The article argues that OpenAI is presenting itself as many companies at once without a coherent plan, citing a flurry of reported initiatives that range from a new social feed of generative video called Sora 2 to a potential productivity suite aimed at Microsoft’s turf. Other purported efforts include an Artificial Intelligence powered hiring platform targeted for mid-2026, advertising inside ChatGPT by 2026, a possible move into selling infrastructure services later, in-house Artificial Intelligence chips with Broadcom slated for 2026 but for internal use, consumer hardware by late 2026 or early 2027, and even a browser. The author frames many of these as strategic leaks designed to bolster valuation and facilitate massive future fundraising on a trillion-dollar scale.

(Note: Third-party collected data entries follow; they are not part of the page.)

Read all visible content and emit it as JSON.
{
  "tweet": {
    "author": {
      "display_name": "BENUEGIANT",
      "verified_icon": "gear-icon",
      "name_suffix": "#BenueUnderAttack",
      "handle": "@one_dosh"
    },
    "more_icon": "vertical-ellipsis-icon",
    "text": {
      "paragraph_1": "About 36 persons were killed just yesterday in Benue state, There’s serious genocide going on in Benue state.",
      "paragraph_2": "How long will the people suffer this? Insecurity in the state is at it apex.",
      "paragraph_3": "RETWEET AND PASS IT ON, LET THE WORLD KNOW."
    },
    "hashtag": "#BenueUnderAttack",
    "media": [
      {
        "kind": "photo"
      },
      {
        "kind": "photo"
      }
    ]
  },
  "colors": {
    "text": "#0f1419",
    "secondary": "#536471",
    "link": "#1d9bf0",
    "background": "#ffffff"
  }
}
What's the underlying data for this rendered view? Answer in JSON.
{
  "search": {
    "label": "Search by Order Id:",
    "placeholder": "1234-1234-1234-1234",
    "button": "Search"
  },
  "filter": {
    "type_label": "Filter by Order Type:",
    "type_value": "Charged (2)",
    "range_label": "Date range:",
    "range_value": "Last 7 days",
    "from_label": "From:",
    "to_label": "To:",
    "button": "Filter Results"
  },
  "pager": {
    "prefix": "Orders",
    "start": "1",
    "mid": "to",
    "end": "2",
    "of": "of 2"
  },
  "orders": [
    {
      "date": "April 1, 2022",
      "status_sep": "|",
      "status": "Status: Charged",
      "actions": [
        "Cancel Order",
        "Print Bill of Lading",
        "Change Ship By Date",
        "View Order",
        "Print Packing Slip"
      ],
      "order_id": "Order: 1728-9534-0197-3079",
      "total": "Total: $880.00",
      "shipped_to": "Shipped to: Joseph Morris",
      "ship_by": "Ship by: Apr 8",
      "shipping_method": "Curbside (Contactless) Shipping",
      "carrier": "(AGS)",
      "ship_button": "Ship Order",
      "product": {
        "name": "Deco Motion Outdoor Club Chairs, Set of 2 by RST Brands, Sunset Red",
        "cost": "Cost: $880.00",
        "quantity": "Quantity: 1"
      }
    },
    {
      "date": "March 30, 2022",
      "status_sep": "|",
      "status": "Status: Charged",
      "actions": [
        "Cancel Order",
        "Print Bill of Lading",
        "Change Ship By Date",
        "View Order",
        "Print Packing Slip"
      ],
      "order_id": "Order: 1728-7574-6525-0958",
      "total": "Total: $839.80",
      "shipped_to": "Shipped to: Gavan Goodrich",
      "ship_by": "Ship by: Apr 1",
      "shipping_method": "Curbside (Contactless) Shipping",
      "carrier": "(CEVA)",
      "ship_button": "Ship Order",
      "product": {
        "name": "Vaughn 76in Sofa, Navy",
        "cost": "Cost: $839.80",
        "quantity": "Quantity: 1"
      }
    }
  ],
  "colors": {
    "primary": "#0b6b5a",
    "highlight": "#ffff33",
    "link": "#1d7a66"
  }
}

At the core, the piece contends that OpenAI lacks focus and that its flagship model update, GPT-5, was underwhelming and more expensive to operate than its predecessor due to how it processes prompts. Citing projections reported by The Information, the author says ChatGPT is expected to remain the dominant revenue driver until at least 2027, when new “agents” and monetization for free users are supposed to contribute meaningfully. The article questions whether OpenAI is a hardware company, software vendor, ads platform or cloud provider, noting that even ideas like certifying Artificial Intelligence experts are floated while the company’s identity remains unclear.
Financially, the essay characterizes OpenAI as a standard software business that makes most of its money from ChatGPT subscriptions. It references 20 million paid subscribers as of April and 5 million business subscribers as of August, including 500,000 seats from the Cal State University system. The author says the company loses large amounts of money and that API revenue appears to be a very small share in 2025, with the company’s “Operator” agent described as barely functional. That dynamic, the piece argues, makes OpenAI resemble any other Artificial Intelligence startup trying to bolt large language models onto products while struggling to monetize.
Beyond business execution, the article points to foundational limits in large language models, noting that “hallucinations” are described as mathematically inevitable by OpenAI’s own research. It further claims that OpenAI’s growth is slowing, its models are increasingly commoditized, and the broader generative Artificial Intelligence narrative has cooled. According to The Information, OpenAI spent roughly 150 percent of its first-half 2025 revenue on research and development, producing the muted GPT-5 release and Sora 2. The author estimates that Sora 2 carries high per-video generation costs based on published cloud rates for the earlier Sora model and questions whether those economics are sustainable.